We are open so that you can be confident
We track and report our monthly uptime since July 2018. If you look at the red vertical bars on the status page, you will notice that since March 2020 they show stable high values. The same is true for the blue vertical bars that show the same metric for our second region (Russia). It does not mean that the COVID19 virus made its way to our Netherlands datacenter or that we changed the way we calculate uptime. It is just a coincidence with the beginning of the global pandemic and our launch of the RU region, which was discussed in September of 2019 when nobody expected what would happen to the world in the following months.
What actually happened is the completion of changes to the network infrastructure implemented by our uplink provider and the completion of adaptation of the flespi platform to operate in multiple regions. Once the network was changed and our platform adapted to the new operation mode, all failures that happened to us and affected the resulting flespi uptime were minor and short-term.

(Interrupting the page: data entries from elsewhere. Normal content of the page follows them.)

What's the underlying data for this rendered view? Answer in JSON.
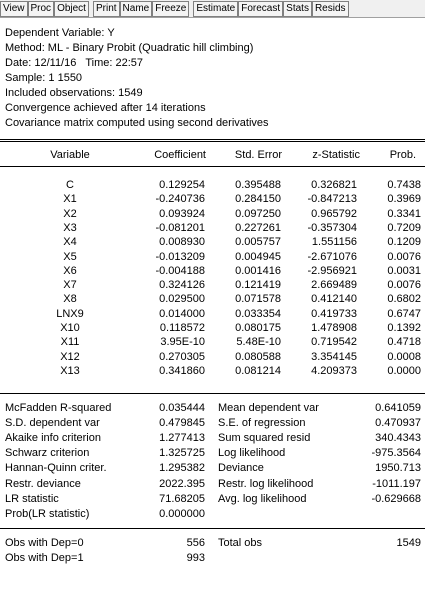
{
  "toolbar": {
    "groups": [
      [
        "View",
        "Proc",
        "Object"
      ],
      [
        "Print",
        "Name",
        "Freeze"
      ],
      [
        "Estimate",
        "Forecast",
        "Stats",
        "Resids"
      ]
    ]
  },
  "header": {
    "lines": [
      "Dependent Variable: Y",
      "Method: ML - Binary Probit (Quadratic hill climbing)",
      "Date: 12/11/16   Time: 22:57",
      "Sample: 1 1550",
      "Included observations: 1549",
      "Convergence achieved after 14 iterations",
      "Covariance matrix computed using second derivatives"
    ]
  },
  "table": {
    "columns": [
      "Variable",
      "Coefficient",
      "Std. Error",
      "z-Statistic",
      "Prob."
    ],
    "rows": [
      [
        "C",
        "0.129254",
        "0.395488",
        "0.326821",
        "0.7438"
      ],
      [
        "X1",
        "-0.240736",
        "0.284150",
        "-0.847213",
        "0.3969"
      ],
      [
        "X2",
        "0.093924",
        "0.097250",
        "0.965792",
        "0.3341"
      ],
      [
        "X3",
        "-0.081201",
        "0.227261",
        "-0.357304",
        "0.7209"
      ],
      [
        "X4",
        "0.008930",
        "0.005757",
        "1.551156",
        "0.1209"
      ],
      [
        "X5",
        "-0.013209",
        "0.004945",
        "-2.671076",
        "0.0076"
      ],
      [
        "X6",
        "-0.004188",
        "0.001416",
        "-2.956921",
        "0.0031"
      ],
      [
        "X7",
        "0.324126",
        "0.121419",
        "2.669489",
        "0.0076"
      ],
      [
        "X8",
        "0.029500",
        "0.071578",
        "0.412140",
        "0.6802"
      ],
      [
        "LNX9",
        "0.014000",
        "0.033354",
        "0.419733",
        "0.6747"
      ],
      [
        "X10",
        "0.118572",
        "0.080175",
        "1.478908",
        "0.1392"
      ],
      [
        "X11",
        "3.95E-10",
        "5.48E-10",
        "0.719542",
        "0.4718"
      ],
      [
        "X12",
        "0.270305",
        "0.080588",
        "3.354145",
        "0.0008"
      ],
      [
        "X13",
        "0.341860",
        "0.081214",
        "4.209373",
        "0.0000"
      ]
    ]
  },
  "stats": {
    "rows": [
      [
        "McFadden R-squared",
        "0.035444",
        "Mean dependent var",
        "0.641059"
      ],
      [
        "S.D. dependent var",
        "0.479845",
        "S.E. of regression",
        "0.470937"
      ],
      [
        "Akaike info criterion",
        "1.277413",
        "Sum squared resid",
        "340.4343"
      ],
      [
        "Schwarz criterion",
        "1.325725",
        "Log likelihood",
        "-975.3564"
      ],
      [
        "Hannan-Quinn criter.",
        "1.295382",
        "Deviance",
        "1950.713"
      ],
      [
        "Restr. deviance",
        "2022.395",
        "Restr. log likelihood",
        "-1011.197"
      ],
      [
        "LR statistic",
        "71.68205",
        "Avg. log likelihood",
        "-0.629668"
      ],
      [
        "Prob(LR statistic)",
        "0.000000"
      ]
    ]
  },
  "obs": {
    "rows": [
      [
        "Obs with Dep=0",
        "556",
        "Total obs",
        "1549"
      ],
      [
        "Obs with Dep=1",
        "993"
      ]
    ]
  }
}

After stabilizing the network infrastructure we realize that now the changes we do to the platform will affect the uptime most. Any change is difficult — if we change an internal system, from the outside it looks like we did nothing; if we change the API, it requires efficient coordination with our users in order to introduce it and not break their applications. But we also know that any further development involves changes. In our competitive and rapidly changing world, you can stay ahead only by doing preliminary changes in the right direction by predicting what will happen in the future.
We have done a lot of changes, we do a lot of them each day and I promise we will continue doing them in the future to make flespi better, quicker, and more reliable!
P.S. The network status map is also available from the platform status page.